息も絶え絶えといった様子で私を見る山口。当然だ。このスローペースでどうやって息切れするんだ。

 「まあとりあえず、この調子で様子見ながら距離伸ばしていこうか。汗しっかり拭いて、水分とって、さっき教えたストレッチしてね。私はもう少し走ってそのまま家に帰るから」

 「うん。じゃ俺ちょっと休憩してからにする。すごい疲れた」

 「了解!じゃあねー!」

 私は後5キロは走るか。そのまま走りはじめる。

 高校へ入ってからは陸上を辞めてしまった。賞を目指して走り続けるには、私には何かが足りなかった。でも走るのは好きだし、趣味で走っては市民マラソンとかに出ることにしている。

 さて、山口君改造計画でも練るか。のんびり、とは言いつつももちろん3キロ15分なんてペースじゃないけど、私は軽く5キロを走り終え、元居た場所に戻ると、山口はまだそこにいた。

 「あれ?大丈夫?なんか調子悪いとか?」

 「ううん、大丈夫。なんかここ木陰で涼しいし。それになんか走ってる木下さん、綺麗だなってつい見ちゃって」

 ぬおう!私は瞠目した。女子に簡単に綺麗とか言えちゃうなんて、私が思っている以上の器かもしれぬ山口。これはますます期待大ではないか。

 「木下さん?」

 私がひそかに闘志を燃やしている事が伝わったのか、不審そうに山口が私を見る。

 いかん、このような闘志は山口を委縮させてしまう。

 私はなるべく親密そうな笑顔にすり替えて、安心させようと山口を見た。

 すると、山口もふっと笑みをこぼす。

 いい!今の笑顔いい!私は首振り人形のように肯定の頷きを繰り返しながらおやゆびを突き出した。

 もちろん心の中でだ。この様な大げさなリアクションは山口を不安にさせちゃうからね。
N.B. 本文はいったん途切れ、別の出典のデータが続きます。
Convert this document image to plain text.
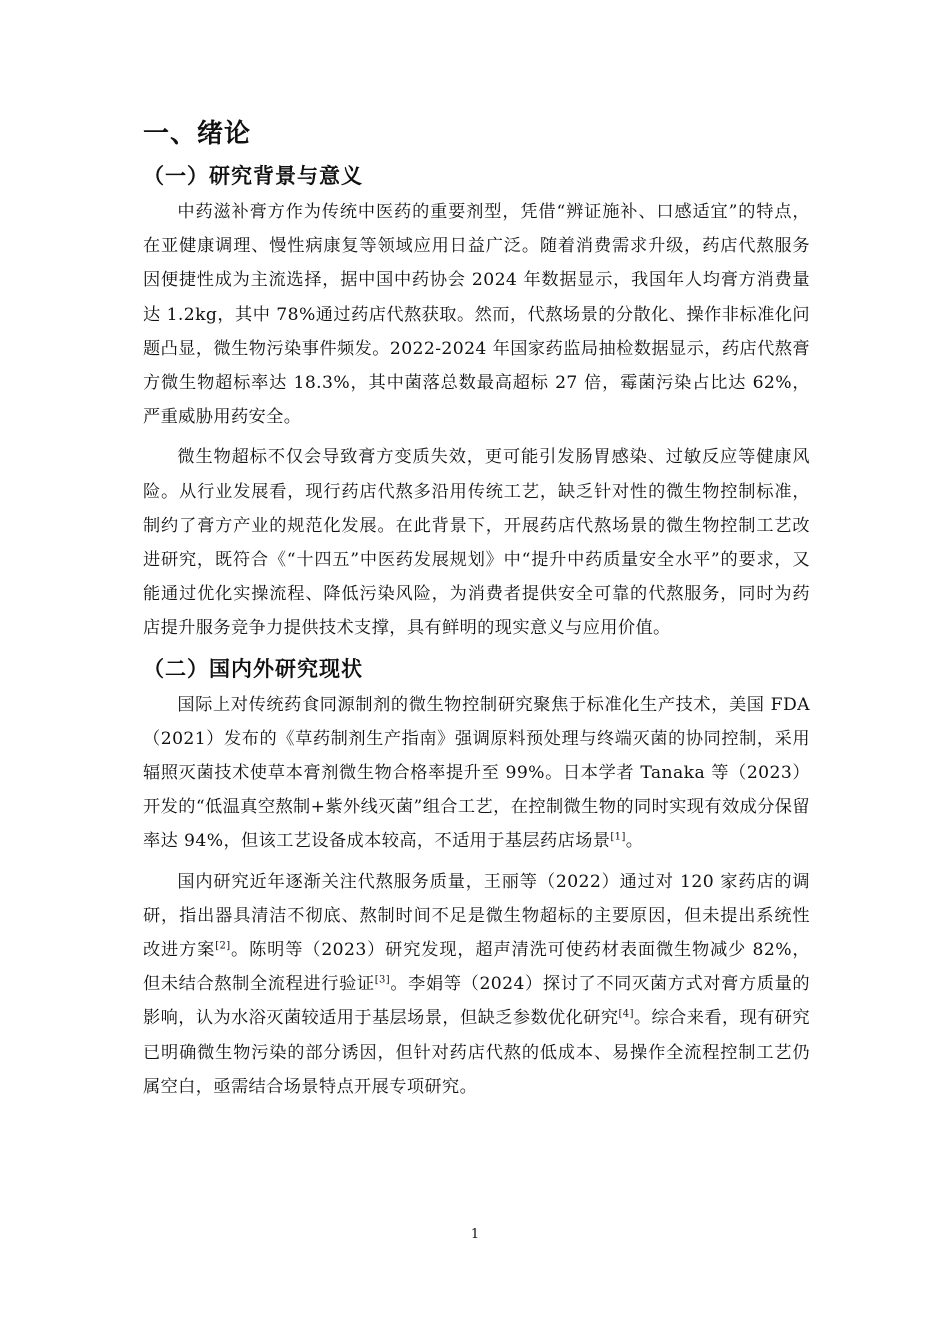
一、绪论
（一）研究背景与意义

中药滋补膏方作为传统中医药的重要剂型，凭借“辨证施补、口感适宜”的特点，在亚健康调理、慢性病康复等领域应用日益广泛。随着消费需求升级，药店代熬服务因便捷性成为主流选择，据中国中药协会 2024 年数据显示，我国年人均膏方消费量达 1.2kg，其中 78%通过药店代熬获取。然而，代熬场景的分散化、操作非标准化问题凸显，微生物污染事件频发。2022-2024 年国家药监局抽检数据显示，药店代熬膏方微生物超标率达 18.3%，其中菌落总数最高超标 27 倍，霉菌污染占比达 62%，严重威胁用药安全。

微生物超标不仅会导致膏方变质失效，更可能引发肠胃感染、过敏反应等健康风险。从行业发展看，现行药店代熬多沿用传统工艺，缺乏针对性的微生物控制标准，制约了膏方产业的规范化发展。在此背景下，开展药店代熬场景的微生物控制工艺改进研究，既符合《“十四五”中医药发展规划》中“提升中药质量安全水平”的要求，又能通过优化实操流程、降低污染风险，为消费者提供安全可靠的代熬服务，同时为药店提升服务竞争力提供技术支撑，具有鲜明的现实意义与应用价值。

（二）国内外研究现状

国际上对传统药食同源制剂的微生物控制研究聚焦于标准化生产技术，美国 FDA（2021）发布的《草药制剂生产指南》强调原料预处理与终端灭菌的协同控制，采用辐照灭菌技术使草本膏剂微生物合格率提升至 99%。日本学者 Tanaka 等（2023）开发的“低温真空熬制+紫外线灭菌”组合工艺，在控制微生物的同时实现有效成分保留率达 94%，但该工艺设备成本较高，不适用于基层药店场景[1]。

国内研究近年逐渐关注代熬服务质量，王丽等（2022）通过对 120 家药店的调研，指出器具清洁不彻底、熬制时间不足是微生物超标的主要原因，但未提出系统性改进方案[2]。陈明等（2023）研究发现，超声清洗可使药材表面微生物减少 82%，但未结合熬制全流程进行验证[3]。李娟等（2024）探讨了不同灭菌方式对膏方质量的影响，认为水浴灭菌较适用于基层场景，但缺乏参数优化研究[4]。综合来看，现有研究已明确微生物污染的部分诱因，但针对药店代熬的低成本、易操作全流程控制工艺仍属空白，亟需结合场景特点开展专项研究。

1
 そうして夏休みも半ばまで来ると、山口は案外早いペースで走ることに慣れていった。

 心なしか体つきもしっかりしてきているような気がする。

 やはり私が見込んだだけのことはある。

 それになんだか、なんだか少し背が伸びたのでは?夏休み直後の目線の位置を考える。

 そんなに見上げなかったはずだ。これはますます今後が楽しみだ。

 もしかすると私の想像以上に化けるかもしれぬ。にわかに興奮してきたが、ここは一つ冷静にならねば。

 そうでなければ目が曇って客観的に情報を整理できなくなるからな。親の贔屓目という言葉もあるし。

 それにしてもだ。磨けば磨くほど、その外側の私服がどんどんダメになっていく。これはそろそろお買物させたい。

 買ってあげたいのはやまやまだが、私とて同じ高校生。お小遣いなどたかが知れている。どうするか。私は率直に山口に尋ねてみることにした。

 「山口君」

7キロを走り終えた木陰で、スポーツドリンクを飲みながら休憩する山口に私は尋ねる。

 「洋服とかどこで買ってんの?」

 「服?うーん、そういえば最近全然買ってないなあ。中二くらいから買ってないような……」

なんですとー!まあそうだろうとは思ったけども、ズバリ過ぎる。

 「じゃあ、今度さ、一緒に服買いに行こうよ」

 「え?!でも木下さん、そういうのは女子と行った方が楽しいんじゃないの?」

 「私の服じゃないよ、山口君のだよ。ほらなんか背も伸びたみたいだし、ジーンズとかなんか足の長さにあってないというかなんて言うか」

 「ああ、そう?伸びたかなあ?でもそんな買い物につき合わすの悪いし」

 「全然大丈夫!私洋服選んだりするの大好きなんだよね」

 「そうなんだ。じゃあ一緒に来てもらおうかなあ。俺服とかっていまいち分からないから、助かる」

 「よしじゃあ決まりね!」

 「木下さん、楽しそうだね」

 「うん、山口君と買い物したかったから!」

 「え……あ、そう?」

 「うん!!」

 何やら少し照れた様子の山口はさておき、私は胸が高鳴った。いよいよ、いよいよこれでほぼすべての作戦が終了するわ!